Os afortunados que já tiveram oportunidade de provar e beber os enormes e deliciosos Casa de Saima Garrafeira das décadas de oitenta e noventa do século passado conhecem de cor e salteado o tremendo potencial das vinhas velhas dispersas que Graça Maria da Silva Miranda, a cara do projecto, possui nos melhores locais da Bairrada, entre Fogueira, Paraimo, Ancas e S. Mateus.

Os brancos de Saima, Colheita e Reserva, assentam nas castas Maria Gomes e Bical, ajudadas por uma vinha de Chardonnay de meia-idade, as mesmas que acabam por municiar os espumantes da casa.

Brancos impressionantes na dimensão, graça, austeridade e entrega, vinhos com uma capacidade de guarda pouco habitual que surpreende pela irreverência contida.
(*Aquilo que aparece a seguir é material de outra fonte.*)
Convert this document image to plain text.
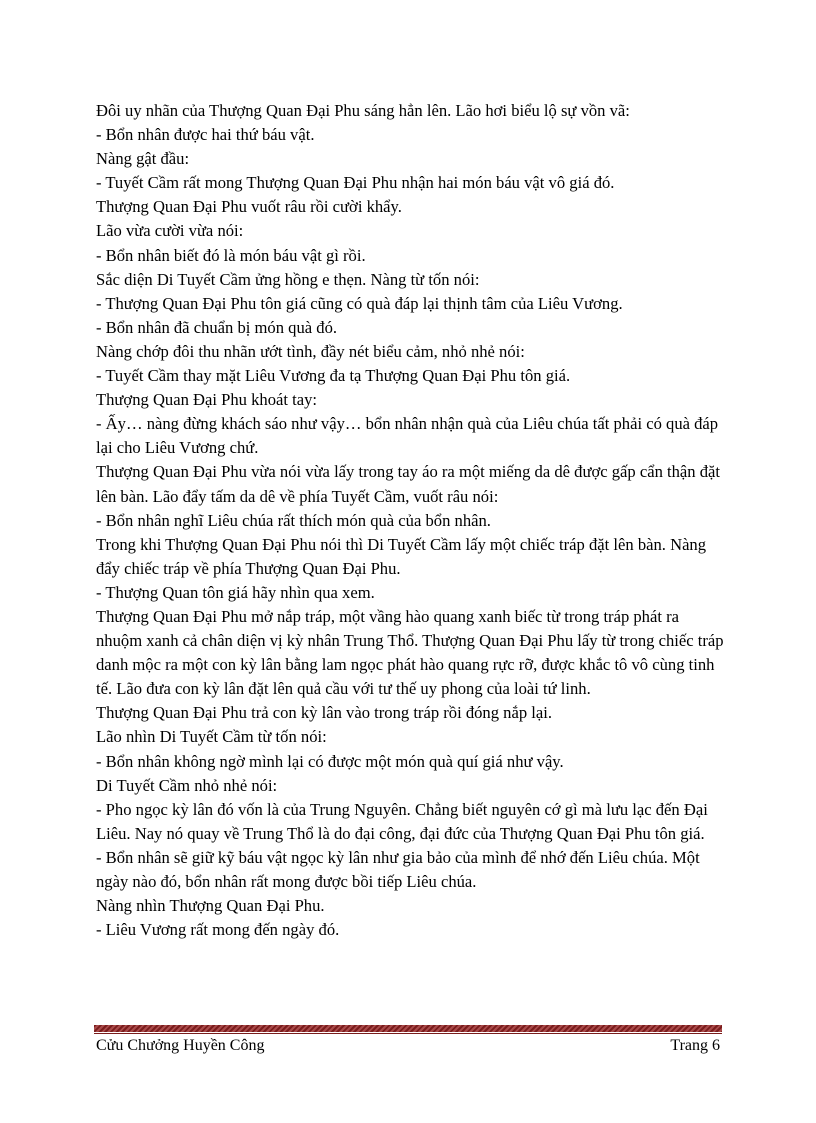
Đôi uy nhãn của Thượng Quan Đại Phu sáng hẳn lên. Lão hơi biểu lộ sự vồn vã:

- Bổn nhân được hai thứ báu vật.

Nàng gật đầu:

- Tuyết Cầm rất mong Thượng Quan Đại Phu nhận hai món báu vật vô giá đó.

Thượng Quan Đại Phu vuốt râu rồi cười khẩy.

Lão vừa cười vừa nói:

- Bổn nhân biết đó là món báu vật gì rồi.

Sắc diện Di Tuyết Cầm ửng hồng e thẹn. Nàng từ tốn nói:

- Thượng Quan Đại Phu tôn giá cũng có quà đáp lại thịnh tâm của Liêu Vương.

- Bổn nhân đã chuẩn bị món quà đó.

Nàng chớp đôi thu nhãn ướt tình, đầy nét biểu cảm, nhỏ nhẻ nói:

- Tuyết Cầm thay mặt Liêu Vương đa tạ Thượng Quan Đại Phu tôn giá.

Thượng Quan Đại Phu khoát tay:

- Ấy… nàng đừng khách sáo như vậy… bổn nhân nhận quà của Liêu chúa tất phải có quà đáp lại cho Liêu Vương chứ.

Thượng Quan Đại Phu vừa nói vừa lấy trong tay áo ra một miếng da dê được gấp cẩn thận đặt lên bàn. Lão đẩy tấm da dê về phía Tuyết Cầm, vuốt râu nói:

- Bổn nhân nghĩ Liêu chúa rất thích món quà của bổn nhân.

Trong khi Thượng Quan Đại Phu nói thì Di Tuyết Cầm lấy một chiếc tráp đặt lên bàn. Nàng đẩy chiếc tráp về phía Thượng Quan Đại Phu.

- Thượng Quan tôn giá hãy nhìn qua xem.

Thượng Quan Đại Phu mở nắp tráp, một vầng hào quang xanh biếc từ trong tráp phát ra nhuộm xanh cả chân diện vị kỳ nhân Trung Thổ. Thượng Quan Đại Phu lấy từ trong chiếc tráp danh mộc ra một con kỳ lân bằng lam ngọc phát hào quang rực rỡ, được khắc tô vô cùng tinh tế. Lão đưa con kỳ lân đặt lên quả cầu với tư thế uy phong của loài tứ linh.

Thượng Quan Đại Phu trả con kỳ lân vào trong tráp rồi đóng nắp lại.

Lão nhìn Di Tuyết Cầm từ tốn nói:

- Bổn nhân không ngờ mình lại có được một món quà quí giá như vậy.

Di Tuyết Cầm nhỏ nhẻ nói:

- Pho ngọc kỳ lân đó vốn là của Trung Nguyên. Chẳng biết nguyên cớ gì mà lưu lạc đến Đại Liêu. Nay nó quay về Trung Thổ là do đại công, đại đức của Thượng Quan Đại Phu tôn giá.

- Bổn nhân sẽ giữ kỹ báu vật ngọc kỳ lân như gia bảo của mình để nhớ đến Liêu chúa. Một ngày nào đó, bổn nhân rất mong được bồi tiếp Liêu chúa.

Nàng nhìn Thượng Quan Đại Phu.

- Liêu Vương rất mong đến ngày đó.

Cửu Chưởng Huyền Công	Trang 6
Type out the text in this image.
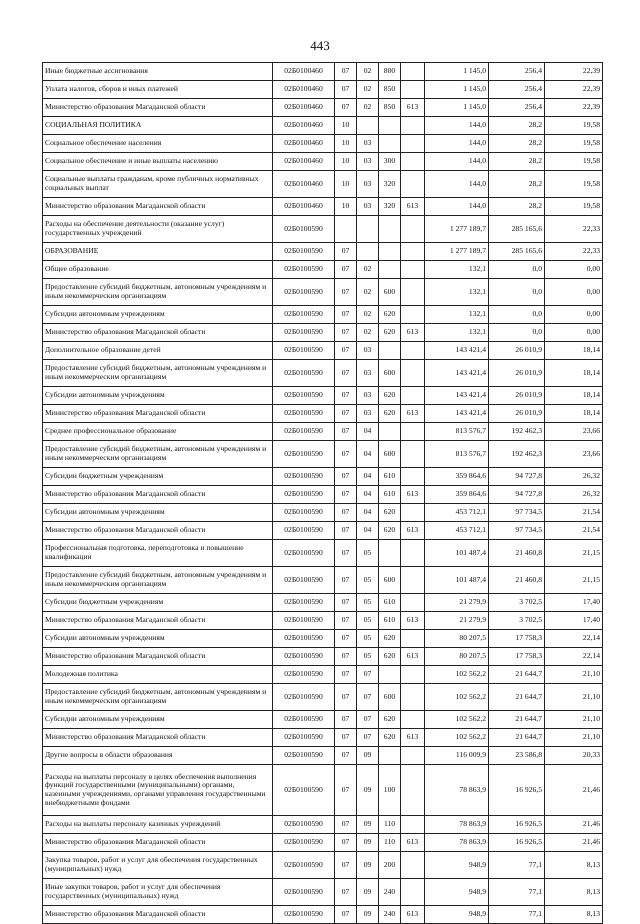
443
Иные бюджетные ассигнования	02Б0100460	07	02	800		1 145,0	256,4	22,39
Уплата налогов, сборов и иных платежей	02Б0100460	07	02	850		1 145,0	256,4	22,39
Министерство образования Магаданской области	02Б0100460	07	02	850	613	1 145,0	256,4	22,39
СОЦИАЛЬНАЯ ПОЛИТИКА	02Б0100460	10				144,0	28,2	19,58
Социальное обеспечение населения	02Б0100460	10	03			144,0	28,2	19,58
Социальное обеспечение и иные выплаты населению	02Б0100460	10	03	300		144,0	28,2	19,58
Социальные выплаты гражданам, кроме публичных нормативных социальных выплат	02Б0100460	10	03	320		144,0	28,2	19,58
Министерство образования Магаданской области	02Б0100460	10	03	320	613	144,0	28,2	19,58
Расходы на обеспечение деятельности (оказание услуг) государственных учреждений	02Б0100590					1 277 189,7	285 165,6	22,33
ОБРАЗОВАНИЕ	02Б0100590	07				1 277 189,7	285 165,6	22,33
Общее образование	02Б0100590	07	02			132,1	0,0	0,00
Предоставление субсидий бюджетным, автономным учреждениям и иным некоммерческим организациям	02Б0100590	07	02	600		132,1	0,0	0,00
Субсидии автономным учреждениям	02Б0100590	07	02	620		132,1	0,0	0,00
Министерство образования Магаданской области	02Б0100590	07	02	620	613	132,1	0,0	0,00
Дополнительное образование детей	02Б0100590	07	03			143 421,4	26 010,9	18,14
Предоставление субсидий бюджетным, автономным учреждениям и иным некоммерческим организациям	02Б0100590	07	03	600		143 421,4	26 010,9	18,14
Субсидии автономным учреждениям	02Б0100590	07	03	620		143 421,4	26 010,9	18,14
Министерство образования Магаданской области	02Б0100590	07	03	620	613	143 421,4	26 010,9	18,14
Среднее профессиональное образование	02Б0100590	07	04			813 576,7	192 462,3	23,66
Предоставление субсидий бюджетным, автономным учреждениям и иным некоммерческим организациям	02Б0100590	07	04	600		813 576,7	192 462,3	23,66
Субсидии бюджетным учреждениям	02Б0100590	07	04	610		359 864,6	94 727,8	26,32
Министерство образования Магаданской области	02Б0100590	07	04	610	613	359 864,6	94 727,8	26,32
Субсидии автономным учреждениям	02Б0100590	07	04	620		453 712,1	97 734,5	21,54
Министерство образования Магаданской области	02Б0100590	07	04	620	613	453 712,1	97 734,5	21,54
Профессиональная подготовка, переподготовка и повышение квалификации	02Б0100590	07	05			101 487,4	21 460,8	21,15
Предоставление субсидий бюджетным, автономным учреждениям и иным некоммерческим организациям	02Б0100590	07	05	600		101 487,4	21 460,8	21,15
Субсидии бюджетным учреждениям	02Б0100590	07	05	610		21 279,9	3 702,5	17,40
Министерство образования Магаданской области	02Б0100590	07	05	610	613	21 279,9	3 702,5	17,40
Субсидии автономным учреждениям	02Б0100590	07	05	620		80 207,5	17 758,3	22,14
Министерство образования Магаданской области	02Б0100590	07	05	620	613	80 207,5	17 758,3	22,14
Молодежная политика	02Б0100590	07	07			102 562,2	21 644,7	21,10
Предоставление субсидий бюджетным, автономным учреждениям и иным некоммерческим организациям	02Б0100590	07	07	600		102 562,2	21 644,7	21,10
Субсидии автономным учреждениям	02Б0100590	07	07	620		102 562,2	21 644,7	21,10
Министерство образования Магаданской области	02Б0100590	07	07	620	613	102 562,2	21 644,7	21,10
Другие вопросы в области образования	02Б0100590	07	09			116 009,9	23 586,8	20,33
Расходы на выплаты персоналу в целях обеспечения выполнения функций государственными (муниципальными) органами, казенными учреждениями, органами управления государственными внебюджетными фондами	02Б0100590	07	09	100		78 863,9	16 926,5	21,46
Расходы на выплаты персоналу казенных учреждений	02Б0100590	07	09	110		78 863,9	16 926,5	21,46
Министерство образования Магаданской области	02Б0100590	07	09	110	613	78 863,9	16 926,5	21,46
Закупка товаров, работ и услуг для обеспечения государственных (муниципальных) нужд	02Б0100590	07	09	200		948,9	77,1	8,13
Иные закупки товаров, работ и услуг для обеспечения государственных (муниципальных) нужд	02Б0100590	07	09	240		948,9	77,1	8,13
Министерство образования Магаданской области	02Б0100590	07	09	240	613	948,9	77,1	8,13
As colheitas 1996, 1995 e 1994, vinhos brancos com mais de vinte anos, estão neste momento numa fase extraordinária, revelando uma pujança, confiança, energia, veemência, virtude, lucidez e alegria inebriantes que os transformam numa experiência quase religiosa de meditação quase transcendental.

Mas é a Baga, no caso dos vinhos mais jovens temperada com o sal e a pimenta da Touriga Nacional, que faz a fortuna dos vinhos tintos da Casa de Saima, uma Baga de vinhas velhas que são tratadas da forma mais clássica e tradicional possíveis na adega, em lagar aberto e com recurso a muito poucas das práticas que hoje entendemos como modernas.

Alguns dos vinhos mais velhos, nomeadamente os Garrafeira das colheitas 1997, 1995 e 1991, encontram-se neste momento ainda jovens e irreverentes, vinhos superlativos que o tempo começou a amansar mas que ainda revelam uma energia, audácia e ímpeto impressionantes.

É essa Baga de vinha velha e tratada de forma antiquada que dá corpo ao Casa de Saima Garrafeira, o mais recente da colheita 2008, uma das referências absolutas de como a casta Baga pode ser bruta e sensível ao mesmo tempo. Igualmente arrebatado, embora num registo muito mais civilizado, olhe com atenção para o Casa de Saima Grande Reserva Vinha da Corga Baga 2011, um tinto simultaneamente intenso mas afectuoso, bruto mas delicado, cheio de pequenas arestas que lhe emprestam uma personalidade tão cativante.